Number of African AIDS Orphans, Orphan Centers Growing While Traditional Family Support Breaks Down
The number of African orphans has steadily grown since the early 1990s as parents have died from AIDS-related complications or abandoned their children due to their illness, giving rise to orphanages often funded by American charities, the Christian Science Monitor/Washington Times reports. Prior to the onset of the AIDS epidemic, 2% of children in the developing world were orphans. Now, largely because of the effects of the disease, 10% of children in sub-Saharan Africa are parentless, according to U.N. estimates. Traditionally, extended family took in children when their parents died, but the "huge" number of orphans and the stigma associated with AIDS have broken down traditional family practices, causing many people to turn orphaned relatives away. "Fewer and fewer relations are willing to take in orphans," Roselyn Mutemi Wangahu, who led a UNICEF study on AIDS orphans in Kenya, said. Those who do take in relatives often treat them as "second-class members of the family," sometimes abusing the children or "forc[ing]" them to work. However, most people Wangahu surveyed said they "preferred institutionalizing" the children. "They've realized they are not able to cope anymore," she explained. According to Clive Beckenham, director of the New Life Home in Nairobi, Kenya, more than 90% of the infants brought to his center "eventually test negative" for HIV.
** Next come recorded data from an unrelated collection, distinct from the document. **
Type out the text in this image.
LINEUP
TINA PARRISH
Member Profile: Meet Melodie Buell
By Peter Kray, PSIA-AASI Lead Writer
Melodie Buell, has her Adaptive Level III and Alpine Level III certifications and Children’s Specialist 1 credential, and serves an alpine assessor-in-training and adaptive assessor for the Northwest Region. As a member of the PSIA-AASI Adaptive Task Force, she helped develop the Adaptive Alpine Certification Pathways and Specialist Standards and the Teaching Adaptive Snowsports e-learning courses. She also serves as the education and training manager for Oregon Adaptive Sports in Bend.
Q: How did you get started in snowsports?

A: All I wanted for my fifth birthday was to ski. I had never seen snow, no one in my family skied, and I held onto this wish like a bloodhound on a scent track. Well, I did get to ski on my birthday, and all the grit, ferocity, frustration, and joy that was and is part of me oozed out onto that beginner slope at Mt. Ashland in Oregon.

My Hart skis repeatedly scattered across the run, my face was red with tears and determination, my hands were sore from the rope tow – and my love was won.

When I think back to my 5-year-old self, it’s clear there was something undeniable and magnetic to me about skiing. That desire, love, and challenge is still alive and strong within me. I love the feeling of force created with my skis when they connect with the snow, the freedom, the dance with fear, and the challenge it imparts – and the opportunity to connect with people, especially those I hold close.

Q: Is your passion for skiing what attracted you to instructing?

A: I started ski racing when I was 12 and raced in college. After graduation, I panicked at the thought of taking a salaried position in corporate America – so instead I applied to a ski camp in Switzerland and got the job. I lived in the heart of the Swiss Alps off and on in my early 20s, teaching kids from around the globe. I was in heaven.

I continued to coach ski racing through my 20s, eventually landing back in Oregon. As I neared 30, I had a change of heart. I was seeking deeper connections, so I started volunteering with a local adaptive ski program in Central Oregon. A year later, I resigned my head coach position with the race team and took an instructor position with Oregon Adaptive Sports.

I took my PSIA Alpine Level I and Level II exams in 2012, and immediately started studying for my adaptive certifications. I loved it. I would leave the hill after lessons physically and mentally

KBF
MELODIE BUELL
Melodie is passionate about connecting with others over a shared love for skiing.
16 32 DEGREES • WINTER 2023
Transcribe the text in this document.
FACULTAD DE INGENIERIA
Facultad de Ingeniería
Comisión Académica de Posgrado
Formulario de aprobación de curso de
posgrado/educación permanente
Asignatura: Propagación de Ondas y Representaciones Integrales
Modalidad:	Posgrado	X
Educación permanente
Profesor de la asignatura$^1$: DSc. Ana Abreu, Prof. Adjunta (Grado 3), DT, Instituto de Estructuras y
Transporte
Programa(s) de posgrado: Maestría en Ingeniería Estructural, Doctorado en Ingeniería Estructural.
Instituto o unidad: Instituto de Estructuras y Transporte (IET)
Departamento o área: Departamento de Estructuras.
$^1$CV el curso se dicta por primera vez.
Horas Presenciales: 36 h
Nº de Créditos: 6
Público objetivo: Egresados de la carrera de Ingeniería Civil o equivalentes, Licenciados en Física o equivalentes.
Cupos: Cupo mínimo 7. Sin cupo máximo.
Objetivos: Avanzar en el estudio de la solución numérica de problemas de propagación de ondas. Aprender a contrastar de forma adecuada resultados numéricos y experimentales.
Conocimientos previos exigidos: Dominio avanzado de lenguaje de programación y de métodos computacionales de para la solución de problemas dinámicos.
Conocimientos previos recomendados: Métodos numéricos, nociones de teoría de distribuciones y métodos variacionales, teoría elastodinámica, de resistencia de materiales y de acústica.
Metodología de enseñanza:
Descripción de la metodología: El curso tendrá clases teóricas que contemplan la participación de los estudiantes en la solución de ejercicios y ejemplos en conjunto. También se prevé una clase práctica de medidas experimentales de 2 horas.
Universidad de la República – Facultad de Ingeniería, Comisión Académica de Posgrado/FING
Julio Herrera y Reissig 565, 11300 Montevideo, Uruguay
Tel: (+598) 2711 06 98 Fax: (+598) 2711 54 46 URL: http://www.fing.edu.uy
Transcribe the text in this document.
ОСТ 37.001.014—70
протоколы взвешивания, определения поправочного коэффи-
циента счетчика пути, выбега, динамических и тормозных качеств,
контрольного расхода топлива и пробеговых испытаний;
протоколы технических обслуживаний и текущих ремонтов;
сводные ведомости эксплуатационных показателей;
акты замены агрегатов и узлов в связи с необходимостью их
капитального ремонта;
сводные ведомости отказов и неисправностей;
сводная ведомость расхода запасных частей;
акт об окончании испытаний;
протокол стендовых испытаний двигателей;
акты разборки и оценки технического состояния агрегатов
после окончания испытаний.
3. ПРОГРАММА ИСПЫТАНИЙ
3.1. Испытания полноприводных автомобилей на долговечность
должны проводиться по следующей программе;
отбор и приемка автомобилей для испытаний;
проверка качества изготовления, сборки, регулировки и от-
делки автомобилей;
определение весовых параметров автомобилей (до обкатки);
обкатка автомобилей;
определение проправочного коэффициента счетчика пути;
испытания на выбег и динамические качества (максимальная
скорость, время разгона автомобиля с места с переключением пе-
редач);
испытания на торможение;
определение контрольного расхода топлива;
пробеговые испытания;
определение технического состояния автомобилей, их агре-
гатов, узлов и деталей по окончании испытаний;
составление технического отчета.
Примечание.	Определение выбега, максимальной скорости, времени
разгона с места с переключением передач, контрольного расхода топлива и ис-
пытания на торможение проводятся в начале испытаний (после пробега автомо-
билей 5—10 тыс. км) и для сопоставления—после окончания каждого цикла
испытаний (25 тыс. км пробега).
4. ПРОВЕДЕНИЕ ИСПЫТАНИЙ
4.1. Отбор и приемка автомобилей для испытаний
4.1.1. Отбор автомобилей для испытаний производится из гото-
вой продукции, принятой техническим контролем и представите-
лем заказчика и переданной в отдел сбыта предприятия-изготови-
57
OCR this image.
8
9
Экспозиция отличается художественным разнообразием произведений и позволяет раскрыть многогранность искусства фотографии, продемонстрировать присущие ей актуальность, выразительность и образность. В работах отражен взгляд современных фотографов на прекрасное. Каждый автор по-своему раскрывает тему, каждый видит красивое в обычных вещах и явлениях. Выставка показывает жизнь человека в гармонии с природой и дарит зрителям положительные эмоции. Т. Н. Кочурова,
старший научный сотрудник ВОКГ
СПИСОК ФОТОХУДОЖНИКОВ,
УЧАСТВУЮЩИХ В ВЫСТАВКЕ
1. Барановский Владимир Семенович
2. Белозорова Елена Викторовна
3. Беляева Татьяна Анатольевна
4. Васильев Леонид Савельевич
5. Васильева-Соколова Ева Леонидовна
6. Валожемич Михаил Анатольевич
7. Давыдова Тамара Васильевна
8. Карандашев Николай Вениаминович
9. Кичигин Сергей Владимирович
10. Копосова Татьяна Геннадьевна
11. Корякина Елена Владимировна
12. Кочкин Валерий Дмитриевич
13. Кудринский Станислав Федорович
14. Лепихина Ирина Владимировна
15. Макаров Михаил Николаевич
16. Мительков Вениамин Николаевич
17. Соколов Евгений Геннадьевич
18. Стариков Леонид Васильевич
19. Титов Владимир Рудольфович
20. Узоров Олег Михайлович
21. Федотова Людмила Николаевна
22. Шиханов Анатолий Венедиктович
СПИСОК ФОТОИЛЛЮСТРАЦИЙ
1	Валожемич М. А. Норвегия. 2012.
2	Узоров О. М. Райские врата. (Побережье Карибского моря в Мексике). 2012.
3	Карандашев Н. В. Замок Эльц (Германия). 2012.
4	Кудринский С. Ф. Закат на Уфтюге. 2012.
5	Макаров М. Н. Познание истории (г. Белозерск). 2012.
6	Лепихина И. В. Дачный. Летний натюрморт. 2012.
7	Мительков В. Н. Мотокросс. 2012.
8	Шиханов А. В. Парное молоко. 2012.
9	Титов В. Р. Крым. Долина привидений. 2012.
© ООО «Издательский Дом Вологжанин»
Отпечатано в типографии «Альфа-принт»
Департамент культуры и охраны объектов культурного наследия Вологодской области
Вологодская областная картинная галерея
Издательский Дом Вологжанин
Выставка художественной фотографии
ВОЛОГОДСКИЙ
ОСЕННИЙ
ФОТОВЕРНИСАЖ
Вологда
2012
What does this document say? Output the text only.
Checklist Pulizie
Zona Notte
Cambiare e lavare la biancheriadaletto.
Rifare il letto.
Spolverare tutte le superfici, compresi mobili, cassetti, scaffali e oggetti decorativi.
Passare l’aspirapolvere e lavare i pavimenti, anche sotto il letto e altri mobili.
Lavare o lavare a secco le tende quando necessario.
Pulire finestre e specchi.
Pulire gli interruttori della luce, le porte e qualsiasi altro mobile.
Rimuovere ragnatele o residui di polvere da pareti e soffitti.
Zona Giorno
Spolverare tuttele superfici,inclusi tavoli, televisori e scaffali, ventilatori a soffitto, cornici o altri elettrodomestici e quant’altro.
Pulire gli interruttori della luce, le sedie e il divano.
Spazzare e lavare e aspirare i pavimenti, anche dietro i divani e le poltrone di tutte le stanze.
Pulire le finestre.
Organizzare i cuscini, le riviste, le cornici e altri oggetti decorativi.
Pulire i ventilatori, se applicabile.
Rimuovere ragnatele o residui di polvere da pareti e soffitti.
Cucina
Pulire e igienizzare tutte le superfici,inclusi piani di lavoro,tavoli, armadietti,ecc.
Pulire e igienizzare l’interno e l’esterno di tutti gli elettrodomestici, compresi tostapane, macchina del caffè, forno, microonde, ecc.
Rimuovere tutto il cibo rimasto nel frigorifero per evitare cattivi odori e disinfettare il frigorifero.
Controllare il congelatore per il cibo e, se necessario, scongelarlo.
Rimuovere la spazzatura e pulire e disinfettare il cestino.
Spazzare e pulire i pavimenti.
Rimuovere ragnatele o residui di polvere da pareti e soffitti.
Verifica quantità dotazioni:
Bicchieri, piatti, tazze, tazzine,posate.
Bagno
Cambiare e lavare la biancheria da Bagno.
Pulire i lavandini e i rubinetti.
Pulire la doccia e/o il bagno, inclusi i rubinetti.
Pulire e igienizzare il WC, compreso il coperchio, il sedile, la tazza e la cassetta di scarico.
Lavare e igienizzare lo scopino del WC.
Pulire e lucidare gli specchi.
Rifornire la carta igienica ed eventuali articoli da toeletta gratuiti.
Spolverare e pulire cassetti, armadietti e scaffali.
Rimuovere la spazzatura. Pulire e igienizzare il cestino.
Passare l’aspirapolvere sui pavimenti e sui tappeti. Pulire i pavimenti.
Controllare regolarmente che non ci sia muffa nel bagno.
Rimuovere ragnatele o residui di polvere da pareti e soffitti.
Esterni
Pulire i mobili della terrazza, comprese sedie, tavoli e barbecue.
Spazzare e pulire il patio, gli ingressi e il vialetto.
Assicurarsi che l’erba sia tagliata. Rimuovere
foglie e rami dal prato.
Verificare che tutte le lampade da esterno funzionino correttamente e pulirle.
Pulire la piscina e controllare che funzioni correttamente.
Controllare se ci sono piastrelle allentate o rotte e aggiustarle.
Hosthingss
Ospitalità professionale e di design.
A Rise in Children's Homes
The large number of orphans, coupled with the lack of familial support, has given rise to many new orphanages throughout sub-Saharan Africa, mostly funded by American charities, the Monitor/Times reports. Feed the Children, an Oklahoma-based group, recently opened the $300,000 Frances Jones Abandoned Baby Center in Nairobi. Almost all of the money for the center came from the United States. International Children's Care, a development and relief agency based in Washington state, is opening five orphanages near Ndolo, a copper-mining town in Zambia, while Gospa Missions, a Pennsylvania-based missionary group, is raising money to build a facility in Ogoja, Nigeria. Despite the wave of new centers, the need remains for more. "If we promoted this facility today, we would have it full tomorrow," Ian Harris, international director for Feed the Children, said, adding that without advertising, they have had inquiries from Mozambique, Zimbabwe and South Africa about setting up similar centers there. "It's something I don't think governments have come to terms with," he said. Most of the orphanages are not meant to be "long-term" homes for the children, as many of the centers have staff devoted to finding foster homes or adoptive arrangements for the children. Several homes, such as the Frances Jones Center, are also including community outreach programs on HIV prevention as part of their services (Crawley, Christian Science Monitor/Washington Times, 8/9).